Audio della riflessione

Occorre spesso un colpo d’ali per alzarsi in volo sulla nostra vita e coglierne le dimensioni infinite che si porta dentro. Siamo troppo appiattiti sulla terra, troppo ingolfati nella materia. Con la scusa che dobbiamo risolvere i nostri problemi, che tutto quello che diciamo deve avere un riscontro concreto ci siamo abituati a calcolare tutto secondo un interesse materiale: quanto costa? a che cosa serve? Che cosa mi viene in tasca? Alla fine che cosa mi porto a casa? Sono le domande più normali con cui affrontiamo la vita. Poi, grazie a Dio ci accorgiamo che ci sono realtà importanti che non stanno in questi angusti schemi: il gioco, la musica, la bellezza, l’amore, lo spirito. La religione deve essere di questo tipo, deve aiutarci a librarci nel cielo della gratuità di Dio.

Chi viene dalla terra, appartiene alla terra e parla della terra, dice il vangelo; invece noi sappiamo che veniamo dal cielo, che il nostro futuro, il nostro passato, la nostra prospettiva è più grande. Si usano termini come terra e cielo non per disprezzare il creato in cui viviamo e nemmeno per illudere di un posto diverso, astratto in cui dobbiamo vivere, ma per dare alla nostra vita una dimensione più completa, più vera. Se c’è un difetto nel nostro tempo è proprio quello di aver appiattito tutto sulla percezione dei nostri sensi; quello che non vediamo e non tocchiamo non fa più parte del nostro orizzonte. Invece Gesù è venuto a presentarci un mondo altro, una vita futura, un Padre nostro che sta nei cieli. Curiamo il corpo, ma sappiamo bene che è la faccia di un’anima che non muore mai, che non si può costringere sulla nostra terra.               Tanta nostra infelicità è dovuta all’appiattimento, alla prigione che ci siamo costruiti. Ci siamo collocati in un bicchiere d’acqua e continuiamo a sbattere contro le pareti, mentre il nostro vero habitat è il vasto mare della vita che viene dall’alto, dal misterioso mondo di Dio. C’è un vento dello Spirito che soffia su di noi e dà vita vera. La creazione lo ha atteso, Gesù lo ha inviato. Abbiamo bisogno di un’anima per tutte le cose. Quest’anima viene dall’alto. La risurrezione ha aperto i nostri confini, ha offerto gli orizzonti infiniti di quel Dio che anche in questo non ci abbandona mai.

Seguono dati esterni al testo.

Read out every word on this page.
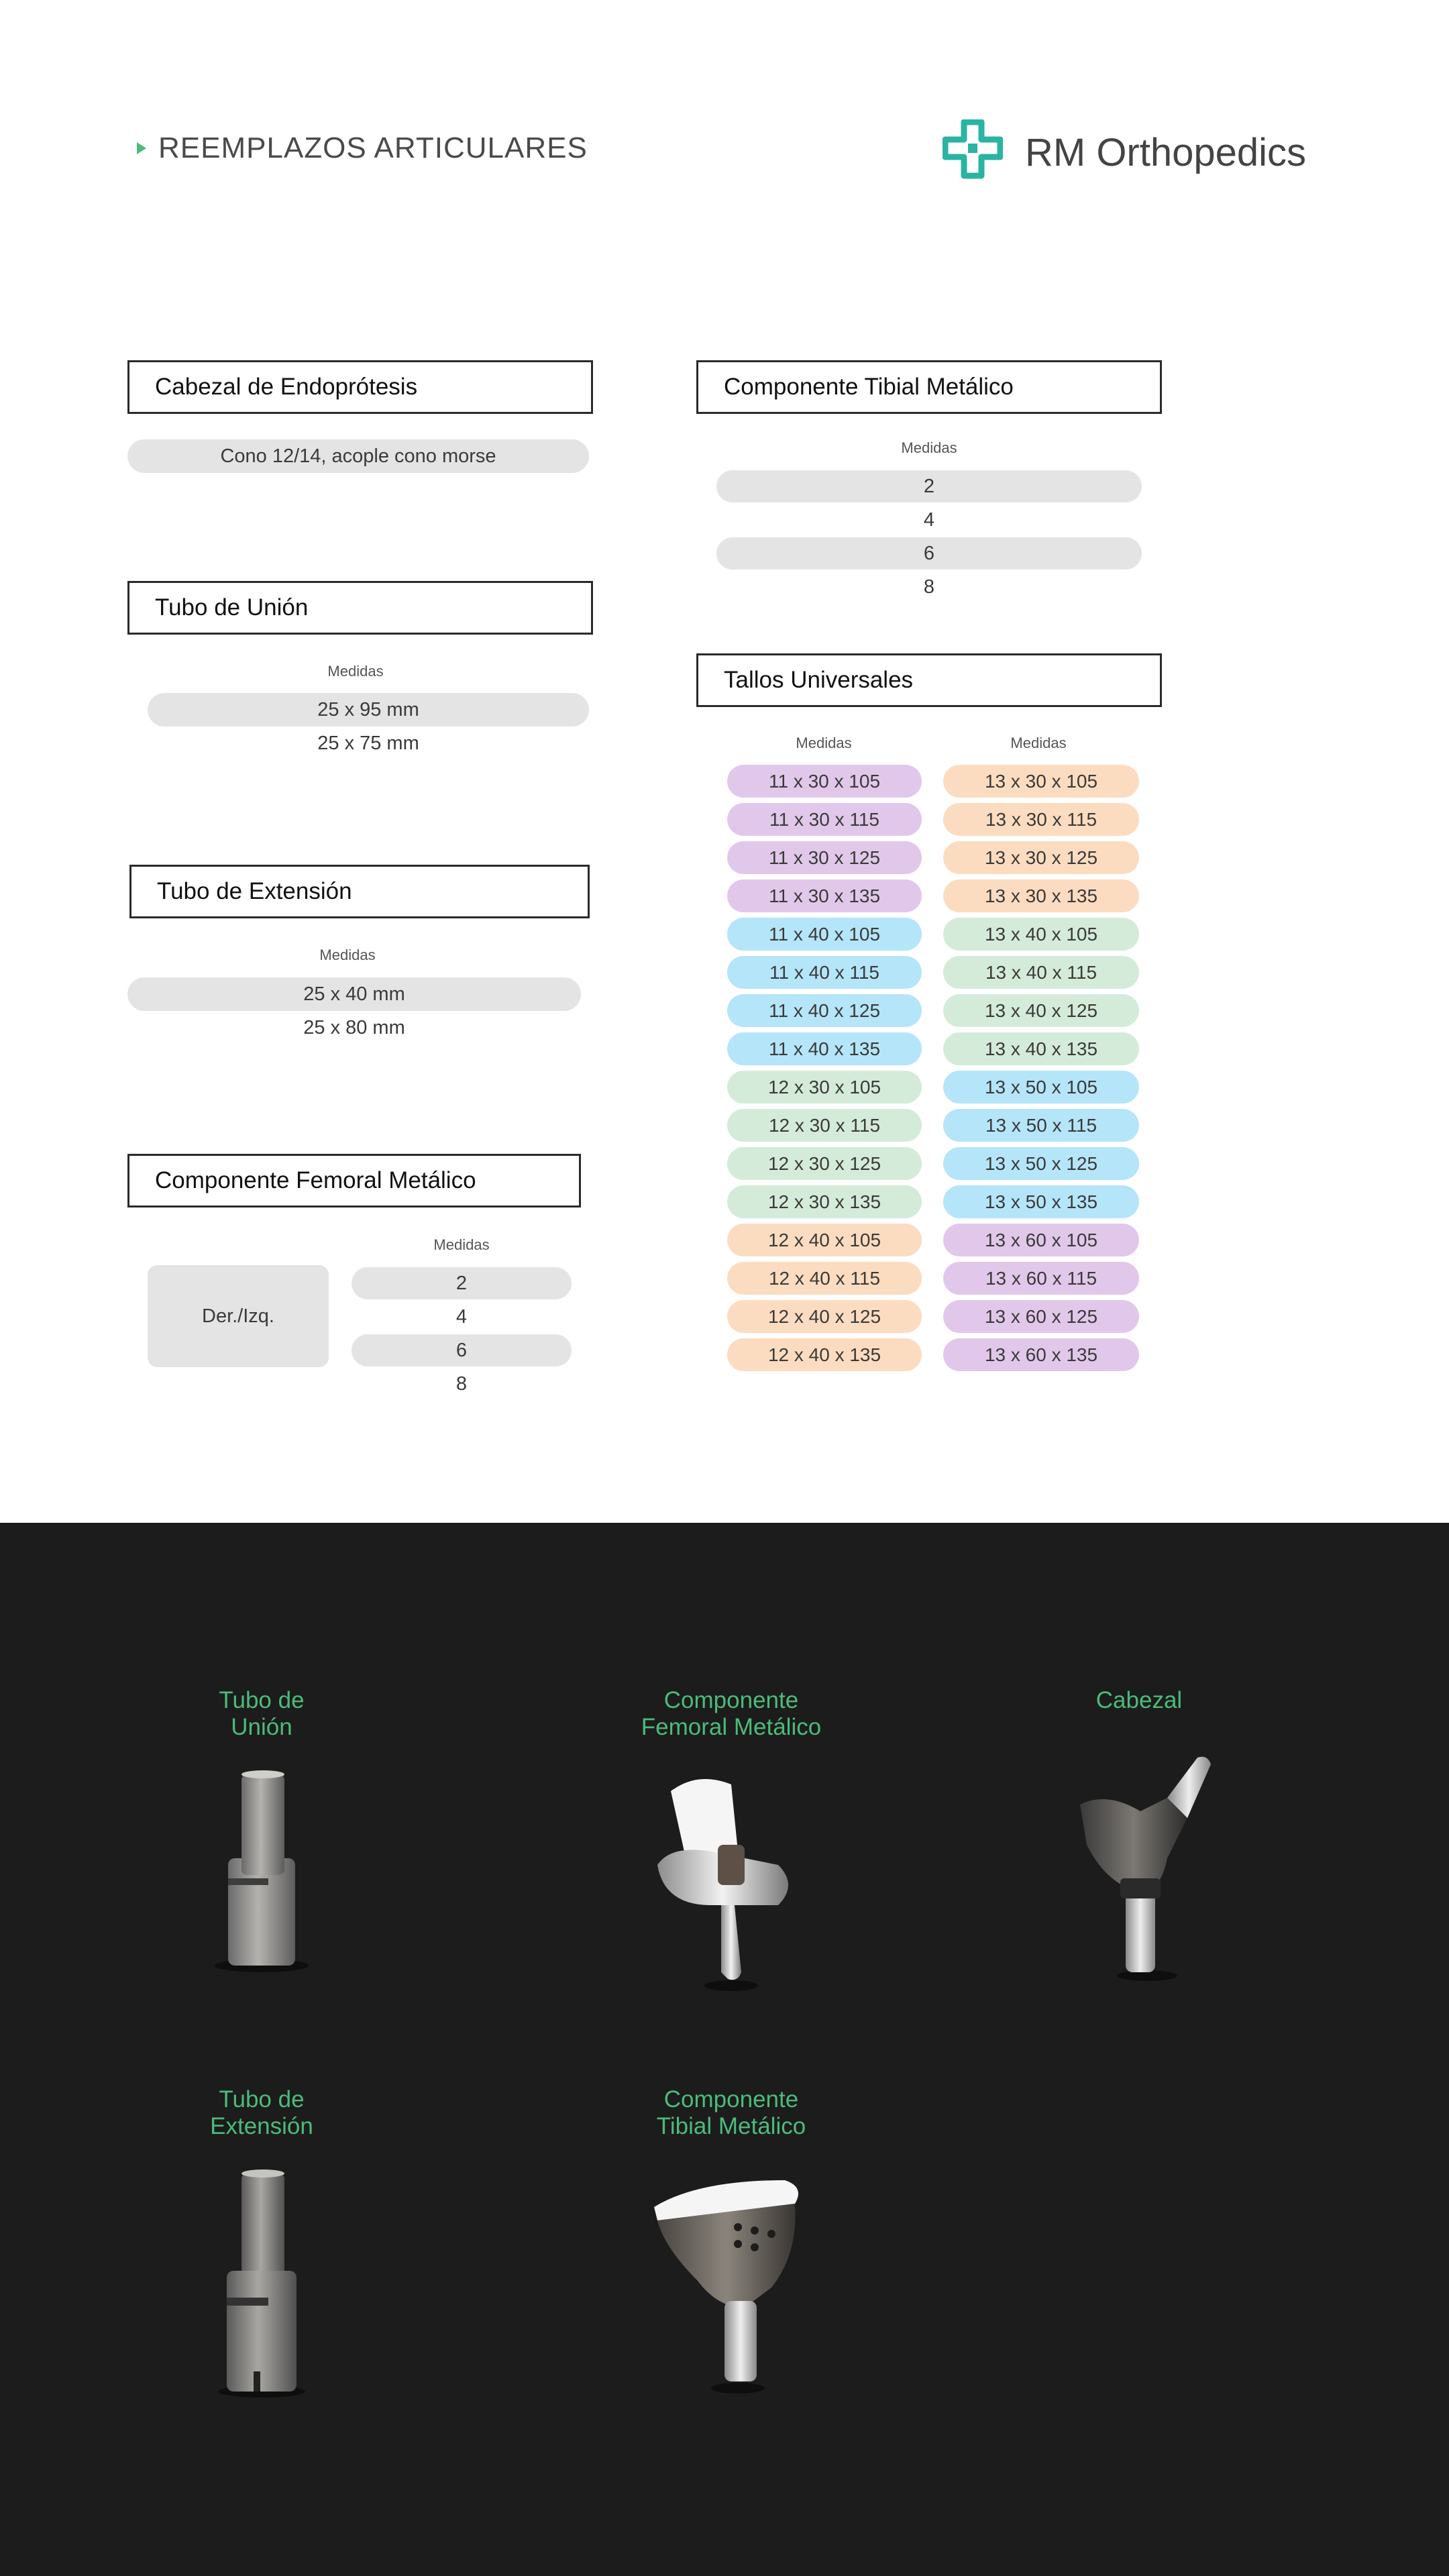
REEMPLAZOS ARTICULARES	RM Orthopedics
Cabezal de Endoprótesis
Cono 12/14, acople cono morse
Tubo de Unión
Medidas
25 x 95 mm
25 x 75 mm
Tubo de Extensión
Medidas
25 x 40 mm
25 x 80 mm
Componente Femoral Metálico
Medidas
Der./Izq.
2
4
6
8
Componente Tibial Metálico
Medidas
2
4
6
8
Tallos Universales
Medidas	Medidas
11 x 30 x 105
11 x 30 x 115
11 x 30 x 125
11 x 30 x 135
11 x 40 x 105
11 x 40 x 115
11 x 40 x 125
11 x 40 x 135
12 x 30 x 105
12 x 30 x 115
12 x 30 x 125
12 x 30 x 135
12 x 40 x 105
12 x 40 x 115
12 x 40 x 125
12 x 40 x 135
13 x 30 x 105
13 x 30 x 115
13 x 30 x 125
13 x 30 x 135
13 x 40 x 105
13 x 40 x 115
13 x 40 x 125
13 x 40 x 135
13 x 50 x 105
13 x 50 x 115
13 x 50 x 125
13 x 50 x 135
13 x 60 x 105
13 x 60 x 115
13 x 60 x 125
13 x 60 x 135
Tubo de
Unión
Componente
Femoral Metálico
Cabezal
Tubo de
Extensión
Componente
Tibial Metálico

In questo tempo pasquale possiamo addentrarci anche noi in un dialogo serio con il Signore come ha fatto Nicodemo con Gesù; anche noi abbiamo bisogno di rigenerare la nostra fede. Il nostro è un tempo che ci chiede di uscire allo scoperto, di prendere decisioni, di stare della parte della verità, di contemplare il Signore, ascoltare la sua parola

Ci possiamo domandare: come mai ci sono stati anni in cui la nostra vita cristiana è implosa, anziché esplodere? Forse perché non abbiamo contemplato, ma solo organizzato o custodito, abbiamo dato alla preghiera il significato solo di un dovere, di un compito da fare

Non vogliamo più nasconderci nessuna delle domande profonde di umanità, dobbiamo percepire la sete dell’uomo di oggi, constatare il fascino di un mondo male orientato; oggi c’è una pervasività  del male e delle tenebre come dice il vangelo di Gv  che esige lo sbilanciamento dalla parte della luce. Il primo nostro scopo è di contemplare

La contemplazione è luogo di ricerca, spazio in cui ci si fanno domande, non si dà niente per scontato, dove c’è posto per il dubbio, la dialettica, il lavoro della ragione e dei sentimenti, delle emozioni e dei comportamenti. Vogliamo scavare in profondità, a far emergere tutte le riserve umane che nascono nei confronti della fede, del mondo religioso, della propria appartenenza alla chiesa. 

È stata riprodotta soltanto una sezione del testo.